C’est avant de partir pour Corinthe et d’y sceller la réconciliation que Paul a écrit la IIe épître. On peut la diviser en quatre parties. Il est d’abord question de Paul, de ses relations avec la communauté de Corinthe (I, 1-VII, 16), de la modification du plan de son voyage: de Troas en Macédoine (le ministère apostolique avec ses grandeurs et ses servitudes), où Tite a rejoint l’apôtre. La deuxième partie traite de l’organisation de la collecte (VIII, 1-IX, 15): motifs de générosité; recommandation des délégués; bienfaits qui résulteront de la collecte. La troisième partie contient une polémique passionnée (X-XIII): défense contre les diffamateurs (accusations de faiblesse, d’ambition); éloge de l’Apôtre par lui-même; appréhensions et inquiétudes. Enfin, vient la conclusion (XIII, 11-13), qui correspond à l’adresse (I, 1-11).
L’authenticité de cette épître n’a jamais fait de doute. En revanche, le problème de son unité a fait couler beaucoup d’encre. Le passage VI, 14-VII, 1 fait question, car VII, 2 semble être la suite directe de VI, 13; aussi a-t-on parfois identifié ce passage avec la lettre inconnue qui est signalée en I Cor., V, 9. Il en est de même pour le bloc des chapitres VIII et IX sur la collecte: IX, 1 paraît ignorer tout ce qui précède; les motifs de générosité diffèrent. Certains ont vu dans le chapitre IX un billet rédigé pour les Églises d’Achaïe et inséré très tôt dans l’épître comme un parallèle au chapitre VIII. De plus, dans les chapitres X à XIII, le ton, sévère et cinglant, est difficilement conciliable avec le début de l’épître. Aussi y a-t-on vu la lettre écrite dans les larmes, parfois même une cinquième lettre aux Corinthiens.
La IIe aux Corinthiens est l’épître de l’apostolat. La formule d’union «en Christ» y est fréquente. Paul y associe l’action de l’Esprit saint et l’action du Christ à celle de Dieu. L’articulation centrale du message chrétien, la mort et la résurrection du Christ, est sans cesse mise en relation avec l’expérience et l’ensemble de la vie de Paul. La collecte permet d’assurer l’unité des diverses Églises: elle est signe de communion à travers les différences.

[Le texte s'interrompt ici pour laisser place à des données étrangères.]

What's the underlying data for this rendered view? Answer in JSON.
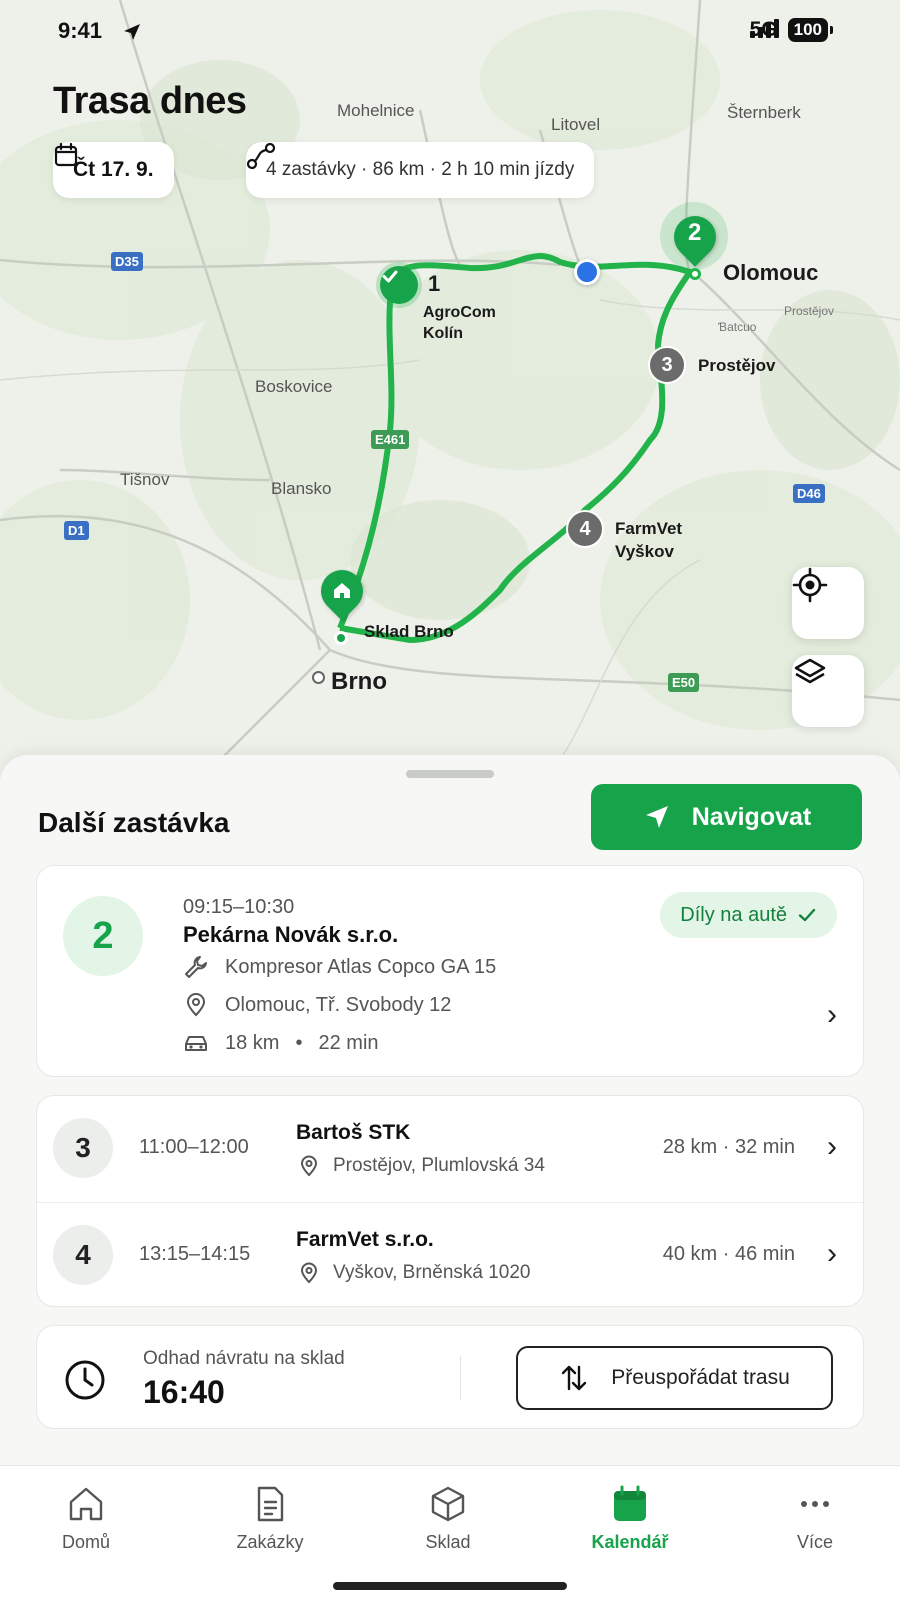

Cette lettre est la plus personnelle de Paul; rempli d’émotion, son ton effervescent s’explique par les événements qui viennent d’affecter l’Apôtre. Le style en souffre: il manque de cohérence et de clarté; on avance laborieusement au milieu d’allusions et de sous-entendus difficiles à comprendre. Mais on est là en présence d’une confession sincère et émouvante qui est regardée comme unique dans l’histoire littéraire.